The delicate periwinkle, with its attractive flowers that are not quite blue, not quite purple, has long been thought of as magickal. This may be the reason that it is sometimes referred to as Sorcerer’s Violet.
In general herb lore and Wicca, periwinkle is thought to improve mental powers – meditating on one is said to bring back lost memories – draw money, protect the holder and encourage both lust and love. Scott Cunningham says that the flowers must be plucked from their vine-like stems only at night and when the Moon is one, nine, eleven or thirteen nights old. He also says that the harvester must be “clean of any uncleanness”, but is silent on what such “uncleanness” might be. Sprinkle the dried leaves and flowers under a marriage bed to keep the couple faithful, happy and in love as long as they sleep there.
In hoodoo, the leaves of the plant are said to bring pleasure and joy, as well as lust, into a relationship. The flowers are used to keep peace in a home and are sometimes hung in bunches above the front door for this reason.

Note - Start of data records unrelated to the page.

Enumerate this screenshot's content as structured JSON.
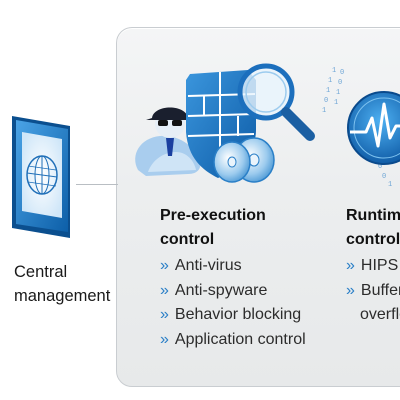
{
  "central": {
    "line1": "Central",
    "line2": "management"
  },
  "pre_execution": {
    "heading_line1": "Pre-execution",
    "heading_line2": "control",
    "items": [
      "Anti-virus",
      "Anti-spyware",
      "Behavior blocking",
      "Application control"
    ]
  },
  "runtime": {
    "heading_line1": "Runtime",
    "heading_line2": "control",
    "items": [
      "HIPS",
      "Buffer",
      "overflo"
    ]
  },
  "bullet": "»",
  "binary_digits": [
    "1",
    "0",
    "1",
    "0",
    "1",
    "1",
    "0",
    "1",
    "1",
    "0",
    "0",
    "1"
  ],
  "colors": {
    "accent": "#2a7fc7",
    "panel": "#eceeef",
    "border": "#c9cdd1"
  }
}
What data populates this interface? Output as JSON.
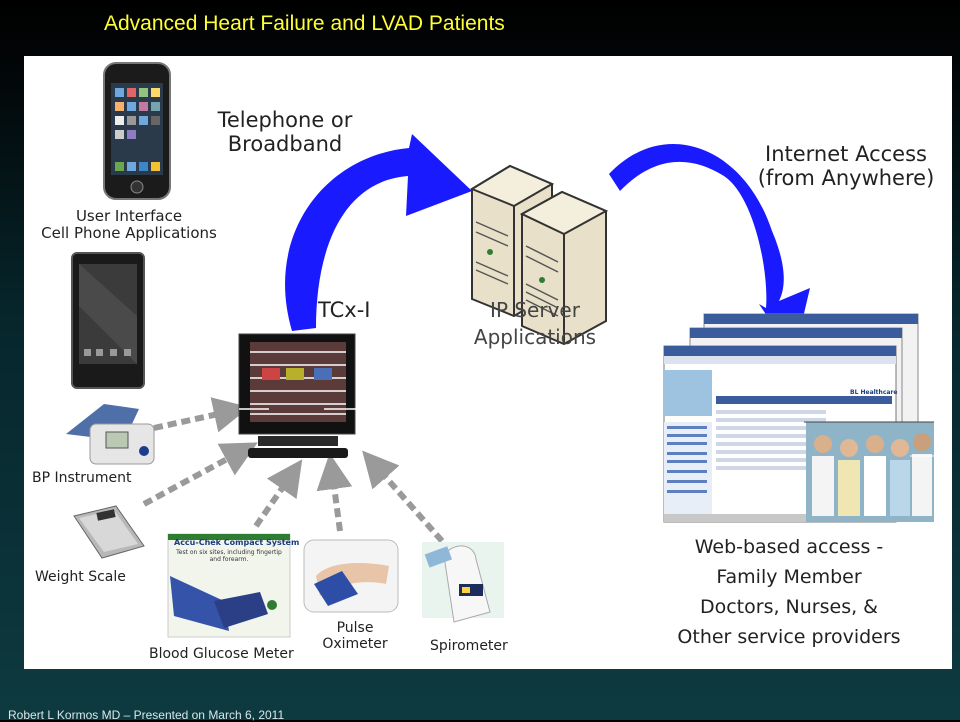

Herbal blends available in shops that sell hoodoo supplies often include periwinkle, especially Peaceful Home Blend. This usually includes basil and rosemary as well, with balm of Gilead leaves sometimes added. People will burn this mix on incense charcoal to keep their home and family happy and free of strife. The added bonus is an improvement in conjugal relations and marital fidelity. The blend can also be brewed like a tea with the resulting water used as a floor wash to achieve the same results.
Generally speaking, periwinkle can have ill effects when ingested so please don't do that.
At this time of year, a little peace and harmony are due any household. As is a little reminder of spring to come, like the periwinkle.